This repository includes the implementation and generated sample results of my Master's Thesis executed under the guidance of Prof.Björn Ommer at 'Computer Vision Lab, HCI', University of Heidleberg, Germany. Due to file size limit, datasets and trained models are not included in this repository.
Recent works have shown the power of Convolutional Neural Network (CNN)s to reconstruct an image with a target style by separating and recombining the content and style of two images. This process of extracting the semantic content of one image and applying the style or texture of another image is referred as Neural Style Transfer. Since the recent successful demonstration of Neural Style Transfer, it has become an active research topic in both the academia and industry. We experiment with Gram matrices to control the amount of style texture by reducing the dimensionality and also try to extend the existing models to combine multiple instances of a style. Furthermore, artificial image generation experiments are carried out based on popular Generative Adversarial Network (GAN) architectures namely, Deep Convolutional GAN DCGAN introduced in 2016 and recently presented Progressive growing of GANs Progressive GAN.

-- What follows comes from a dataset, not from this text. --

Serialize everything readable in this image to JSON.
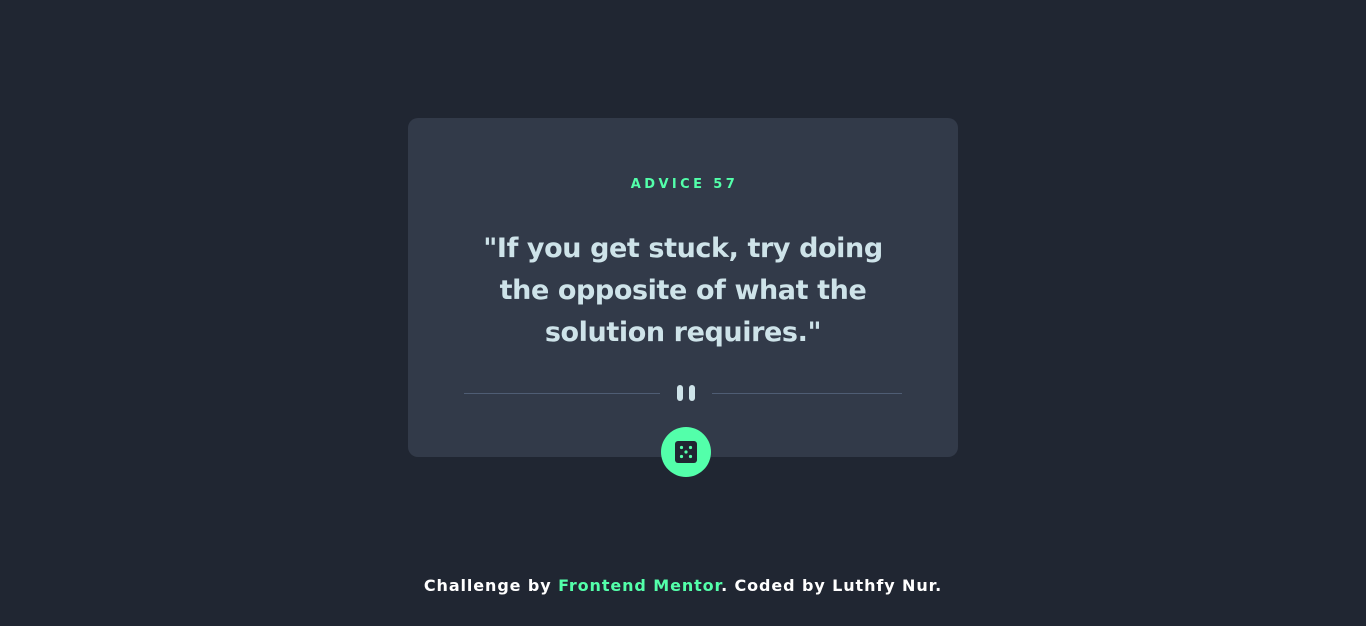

01_Neural_Style-Transfer: Refer the ./01_Neural_Style-Transfer/ReadMe.md for more details. The folder also includes the implementation of Neural Style transfer experiments.
02_real-time-style-transfer: This is supplementary work on Neural Style Transfer. It includes the implementation of real time style transfer.
03_DCGAN: Refer the ./03_DCGAN/ReadMe.md for more details. The folder contains all the experiments on Deep Convolutional Generative Adversarial Networks.
04_ProgressiveGAN: Refer the ./04_ProgressiveGAN/ReadMe.md for more details. The folder includes the pytorch implementation of Progressive growing of GANs.
Development Environment:
Ubuntu 16.04 LTS
NVIDIA Titan X (Pascal/Maxwell)/Quadro P5000
cuda 8.0
Python 2.7.6
pytorch 0.1.12
torchvision 0.1.8
matplotlib 1.3.1
imageio 2.2.0
Tensorboard 1.6.0
The contribution of top 5% eigen components of Gram matrices are significant
Utilizing a specific set of eigen components provides the ability to choose the desired amount of style texture
This allows to control the amount of texture to be transferred resulting in dimensionality reduction of neural style transfer.
Instead of Gram matrix computation, align the channel-wise mean and variance of multiple instances of styles to reduce the required time for stylization.
Suitable depth of intermediate layers: {1024, 512, 256, 128}
The best choice of latent space dimension: >= 100
Up-sampling: Transposed convolution or Nearest neighbor interpolation
DCGAN architecture extension up to 512X512 resolution
Pros:
High quality image generation up to 1024X1024 resolution
Improved training stability
Cons:
Longer training time
The contributions made in this work are of a practical nature; I have also tried to implement neural style transfer for multiple styles by combining Auxiliary Classifier GAN (ACGAN) along with the second stage of stackGAN frameworks and training on the wikiart dataset for several classes of artworks. Due to model complexity and time constraints, the work had to be paused. As a future work, I hope to develop a generative method (based on DCGAN or Progressive GAN) to combine the ideas towards multi-style transfer with more rigorous theoretical understanding.